St. Mary's Anglican Church, Portland-Casterton Road, Sandford is a good example of a small church in the conventional Gothic Revival style. It dates from 1887 and was extended in 1914 to accommodate an expanding population in the Parish of Sandford. The original church had a nave of three bays with a rectangular apse at the east end. The 1914 works included the addition of two gabled transepts on the north and south sides, the extension of the nave by a further two bays and the addition of a square entrance porch on the west. The walls are red brick with rendered details and the steeply gabled roof is corrugated iron. Within the churchyard, there are mature plantings including a large Euphorbia on the north side of the church. The architect of St. Mary's is not known, nor is the builder. Prior to the construction of St. Mary's Anglican Church, services were taken at homesteads and inns and then at the Common School at 'Sand Hill', owned by the Anglican Church.
How is it Significant?
St.
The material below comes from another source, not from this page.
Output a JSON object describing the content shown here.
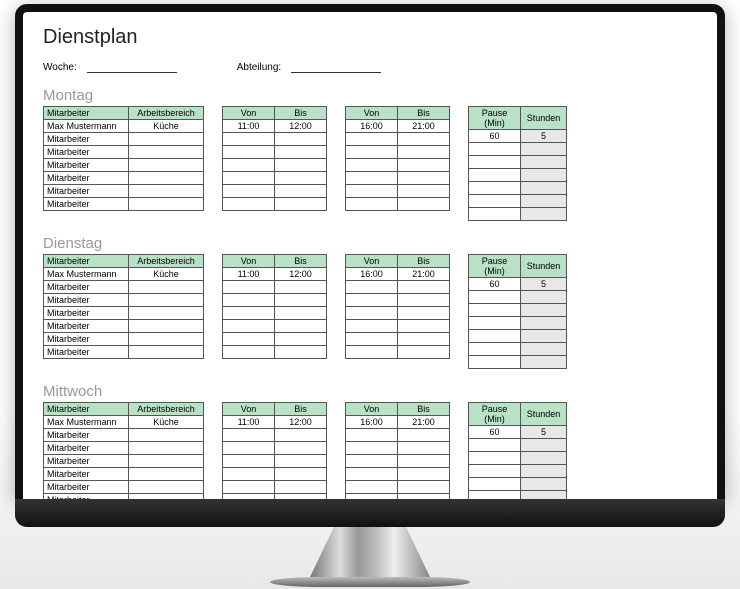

Mary's Anglican Church is of historical, social and architectural significance to Glenelg Shire.
Why is it Significant?
St. Mary's Anglican Church is of historical significance as a representation of the importance of the Anglican Church within the community, and its growing popularity in the Casterton and Sandford district early after settlement in the 1860s resulting in the extension of the church in 1914. The church is of social significance to the township of Sandford as the focus for Anglicans who settled in the township in the mid-nineteenth century, mostly small selectors of pastoral land in the mid to late nineteenth century. It is of architectural significance for its conventional use of the Gothic Revival style to express religious values.